The idea that God could be found within people, instead of an external Temple was radical and new.

 

When Ezekiel has his vision of the valley of the dry bones, it is in this new more hopeful time. God has punished the people in exile but God will also breathe new life into them. At the beginning of his vision Ezekiel can only see devastation, a whole valley of dry bones. Like Aragorn entering the valley of the dead, or the tragedy of 499 coffins being lost at sea. There can only be sorrow and loss and fear. Ezekiel is told to “prophesy” to the bones; to cry out to them, in sorrow maybe, but also in hope. To speak life to them; the power of the word of God being so strong. And so in his vision the bones are recreated into humans and the breath, the spirit, the ruach of God fills them.

 

I will put my spirit within you, and you shall live, and I will place you on your own soil (Ezek 37:14). The people can begin to have hope that one day they or their descendants will return home – and 70 years later in 520 they will return and the Temple will indeed be rebuilt.

 

Ezekiel’s way of communicating is very physical.
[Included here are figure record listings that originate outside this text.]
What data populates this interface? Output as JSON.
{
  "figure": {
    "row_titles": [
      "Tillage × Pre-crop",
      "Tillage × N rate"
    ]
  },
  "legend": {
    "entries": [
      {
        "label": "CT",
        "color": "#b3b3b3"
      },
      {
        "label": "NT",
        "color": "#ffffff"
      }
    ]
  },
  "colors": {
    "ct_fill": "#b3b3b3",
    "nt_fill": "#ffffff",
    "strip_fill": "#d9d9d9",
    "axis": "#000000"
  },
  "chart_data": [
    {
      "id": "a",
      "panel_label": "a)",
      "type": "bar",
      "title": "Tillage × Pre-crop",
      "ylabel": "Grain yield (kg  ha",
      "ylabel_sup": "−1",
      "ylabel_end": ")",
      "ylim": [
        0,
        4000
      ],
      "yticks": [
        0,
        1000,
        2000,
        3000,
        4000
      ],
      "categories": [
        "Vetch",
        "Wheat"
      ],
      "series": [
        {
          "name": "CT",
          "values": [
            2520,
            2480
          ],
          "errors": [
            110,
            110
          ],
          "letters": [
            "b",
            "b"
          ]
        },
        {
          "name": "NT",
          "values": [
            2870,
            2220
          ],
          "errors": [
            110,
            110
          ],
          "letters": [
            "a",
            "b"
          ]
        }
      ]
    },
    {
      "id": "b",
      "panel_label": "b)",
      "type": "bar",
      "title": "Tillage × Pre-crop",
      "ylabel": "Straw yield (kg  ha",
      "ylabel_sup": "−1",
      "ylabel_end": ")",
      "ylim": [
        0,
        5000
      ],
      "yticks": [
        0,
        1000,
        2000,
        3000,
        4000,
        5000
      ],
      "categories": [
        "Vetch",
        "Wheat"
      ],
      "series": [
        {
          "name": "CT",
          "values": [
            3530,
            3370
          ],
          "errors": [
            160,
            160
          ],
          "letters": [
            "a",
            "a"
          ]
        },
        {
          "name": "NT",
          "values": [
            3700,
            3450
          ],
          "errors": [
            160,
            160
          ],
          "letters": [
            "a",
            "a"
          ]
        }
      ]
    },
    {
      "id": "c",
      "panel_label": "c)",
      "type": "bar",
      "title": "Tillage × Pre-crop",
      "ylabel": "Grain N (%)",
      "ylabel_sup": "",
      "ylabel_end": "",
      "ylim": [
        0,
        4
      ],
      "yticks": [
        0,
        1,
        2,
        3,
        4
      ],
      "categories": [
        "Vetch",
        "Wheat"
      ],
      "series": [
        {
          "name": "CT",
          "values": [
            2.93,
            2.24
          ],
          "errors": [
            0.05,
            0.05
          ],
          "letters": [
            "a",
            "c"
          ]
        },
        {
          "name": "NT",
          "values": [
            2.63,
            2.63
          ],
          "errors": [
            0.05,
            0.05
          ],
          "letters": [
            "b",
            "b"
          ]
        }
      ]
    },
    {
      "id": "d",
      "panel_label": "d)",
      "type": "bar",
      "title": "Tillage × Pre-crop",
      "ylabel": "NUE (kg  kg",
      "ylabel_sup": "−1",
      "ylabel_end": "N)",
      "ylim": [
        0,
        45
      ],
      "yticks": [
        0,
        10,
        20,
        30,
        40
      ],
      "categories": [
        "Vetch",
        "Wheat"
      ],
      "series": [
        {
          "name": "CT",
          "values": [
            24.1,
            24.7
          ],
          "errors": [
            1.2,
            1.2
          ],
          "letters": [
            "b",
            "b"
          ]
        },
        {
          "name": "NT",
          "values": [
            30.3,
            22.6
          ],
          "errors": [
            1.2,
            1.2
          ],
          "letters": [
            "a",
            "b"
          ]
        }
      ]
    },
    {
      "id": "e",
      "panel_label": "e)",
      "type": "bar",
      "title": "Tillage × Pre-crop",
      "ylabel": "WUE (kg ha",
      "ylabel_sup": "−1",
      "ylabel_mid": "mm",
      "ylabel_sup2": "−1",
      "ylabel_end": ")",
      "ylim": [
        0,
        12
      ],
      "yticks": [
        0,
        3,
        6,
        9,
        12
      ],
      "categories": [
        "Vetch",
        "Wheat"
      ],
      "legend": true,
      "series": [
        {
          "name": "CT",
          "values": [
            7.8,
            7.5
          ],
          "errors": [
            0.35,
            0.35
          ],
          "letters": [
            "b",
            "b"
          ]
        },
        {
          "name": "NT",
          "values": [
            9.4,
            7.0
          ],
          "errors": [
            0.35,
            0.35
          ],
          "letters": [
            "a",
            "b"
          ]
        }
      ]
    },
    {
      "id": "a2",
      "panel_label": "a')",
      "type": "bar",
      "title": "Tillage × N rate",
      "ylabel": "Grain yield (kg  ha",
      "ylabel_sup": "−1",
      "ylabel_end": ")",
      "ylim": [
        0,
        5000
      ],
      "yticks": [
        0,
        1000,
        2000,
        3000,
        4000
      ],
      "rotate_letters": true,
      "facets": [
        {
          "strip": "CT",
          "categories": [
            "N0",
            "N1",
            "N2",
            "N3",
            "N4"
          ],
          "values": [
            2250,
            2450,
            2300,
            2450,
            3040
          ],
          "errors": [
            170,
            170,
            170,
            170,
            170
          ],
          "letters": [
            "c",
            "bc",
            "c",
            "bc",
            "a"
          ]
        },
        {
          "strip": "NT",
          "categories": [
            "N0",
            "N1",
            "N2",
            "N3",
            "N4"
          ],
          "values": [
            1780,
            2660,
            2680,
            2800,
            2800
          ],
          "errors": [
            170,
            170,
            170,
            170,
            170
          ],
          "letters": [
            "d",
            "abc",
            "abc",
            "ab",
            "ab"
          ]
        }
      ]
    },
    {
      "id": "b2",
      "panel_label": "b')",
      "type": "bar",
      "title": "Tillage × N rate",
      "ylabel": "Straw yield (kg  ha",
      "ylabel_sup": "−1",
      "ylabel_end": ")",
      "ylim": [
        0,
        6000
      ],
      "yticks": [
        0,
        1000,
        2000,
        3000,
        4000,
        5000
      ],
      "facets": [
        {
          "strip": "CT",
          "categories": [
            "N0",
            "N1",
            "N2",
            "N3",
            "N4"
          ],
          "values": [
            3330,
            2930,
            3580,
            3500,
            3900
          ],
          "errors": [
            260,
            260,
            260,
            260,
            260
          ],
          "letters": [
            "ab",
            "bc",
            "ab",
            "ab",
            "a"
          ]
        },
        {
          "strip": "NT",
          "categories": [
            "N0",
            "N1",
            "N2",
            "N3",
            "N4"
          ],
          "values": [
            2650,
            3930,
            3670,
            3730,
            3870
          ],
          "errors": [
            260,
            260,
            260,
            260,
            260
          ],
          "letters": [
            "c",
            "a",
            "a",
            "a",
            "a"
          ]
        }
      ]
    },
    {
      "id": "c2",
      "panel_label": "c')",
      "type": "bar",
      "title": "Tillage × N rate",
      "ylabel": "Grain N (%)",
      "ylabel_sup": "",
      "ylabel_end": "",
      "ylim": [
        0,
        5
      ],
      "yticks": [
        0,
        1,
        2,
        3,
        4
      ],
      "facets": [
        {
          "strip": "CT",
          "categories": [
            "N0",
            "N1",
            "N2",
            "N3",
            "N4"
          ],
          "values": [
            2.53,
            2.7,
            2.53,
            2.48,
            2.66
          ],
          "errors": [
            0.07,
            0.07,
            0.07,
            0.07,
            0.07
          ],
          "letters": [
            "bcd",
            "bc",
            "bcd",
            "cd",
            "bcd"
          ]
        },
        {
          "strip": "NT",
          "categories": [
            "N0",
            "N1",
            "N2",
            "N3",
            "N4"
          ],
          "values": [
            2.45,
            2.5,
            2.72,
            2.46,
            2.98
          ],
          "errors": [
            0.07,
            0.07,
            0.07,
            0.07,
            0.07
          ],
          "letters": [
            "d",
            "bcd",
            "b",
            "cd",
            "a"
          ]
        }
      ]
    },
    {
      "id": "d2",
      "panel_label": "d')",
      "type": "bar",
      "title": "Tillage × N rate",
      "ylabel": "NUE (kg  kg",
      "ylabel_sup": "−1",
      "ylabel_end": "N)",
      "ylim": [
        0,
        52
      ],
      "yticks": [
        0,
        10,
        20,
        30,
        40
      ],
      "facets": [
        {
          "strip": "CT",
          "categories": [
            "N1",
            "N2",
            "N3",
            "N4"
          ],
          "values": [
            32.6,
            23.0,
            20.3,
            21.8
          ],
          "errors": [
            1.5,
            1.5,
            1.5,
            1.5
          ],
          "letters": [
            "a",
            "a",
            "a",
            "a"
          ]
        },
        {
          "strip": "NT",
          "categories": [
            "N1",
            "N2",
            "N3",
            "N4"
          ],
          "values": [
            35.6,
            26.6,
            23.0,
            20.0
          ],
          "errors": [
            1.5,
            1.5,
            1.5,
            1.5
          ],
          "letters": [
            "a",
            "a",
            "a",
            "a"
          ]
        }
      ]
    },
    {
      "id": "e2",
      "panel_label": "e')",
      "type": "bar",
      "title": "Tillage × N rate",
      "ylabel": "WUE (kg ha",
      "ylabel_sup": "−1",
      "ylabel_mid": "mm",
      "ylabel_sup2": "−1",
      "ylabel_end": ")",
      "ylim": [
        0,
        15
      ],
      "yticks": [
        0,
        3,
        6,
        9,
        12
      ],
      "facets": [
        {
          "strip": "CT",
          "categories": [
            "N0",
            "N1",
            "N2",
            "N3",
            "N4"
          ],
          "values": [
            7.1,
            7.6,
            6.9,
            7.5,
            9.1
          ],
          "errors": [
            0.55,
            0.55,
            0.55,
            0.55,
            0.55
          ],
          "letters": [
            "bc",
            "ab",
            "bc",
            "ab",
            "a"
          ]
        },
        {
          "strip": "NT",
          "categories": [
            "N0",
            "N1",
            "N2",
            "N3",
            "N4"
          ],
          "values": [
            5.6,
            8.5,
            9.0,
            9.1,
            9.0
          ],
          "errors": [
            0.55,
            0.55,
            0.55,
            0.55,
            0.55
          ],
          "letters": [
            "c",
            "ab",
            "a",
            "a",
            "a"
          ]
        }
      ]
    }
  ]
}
And yet he integrates the physical and the spiritual. Our modern world has separated the physical and the spiritual – in Ezekiel we see them come together. The breath, the spirit is within the bodies, not separate from them.

 

When we look at our world and ourselves where do we see valleys of dry bones? In the famine in the Sudan, in places of drought, in people struggling with poverty in our own land. Maybe your own life at the moment feels like a valley of dry bones – because of loss or grief, or plain boredom at work. Ezekiel invites us to prophesy, to speak, to claim the spirit of God. Ezekiel invites us breathe in a life giving breath and to seek to transform our experience or that of others. Our Christian life and prayer is not a magic wand for change, but we can bring change and hope for ourselves and each other when we seek a new spirit, and a heart of flesh, not stone.

 

This passage from Ezekiel is one we will read again on Holy Saturday at the Easter Vigil service. As we gather in the darkened church we imagine the darkness of the tomb of Jesus, or the tomb of Lazarus. We gather and listen and wait. We hear read the story of creation, the story of the people passing through the Red Sea to freedom, then the valley of the dry bones. Each reading sets the scene, reminds us of God’s actions though the ages, and prepares us to welcome Jesus, who like Lazarus, walks from the tomb. This year we are going to open up the baptismal pool and we are going to be invited to walk down into it (without the water, you don’t have to wear your bathing suit); and to walk up the other side. As we have been walking to the font each Sunday in Lent to lay down our burdens symbolized in the stones, so we will walk down into the valley, or the tomb, and up and out to the other side, with God’s ruach breathed into us.

 

Prophesy mortal, speak, proclaim hope, proclaim life, be ready for spirit to be alive with you.

Ezekiel’s vision can become real for us if we claim it, if we choose to speak and to act.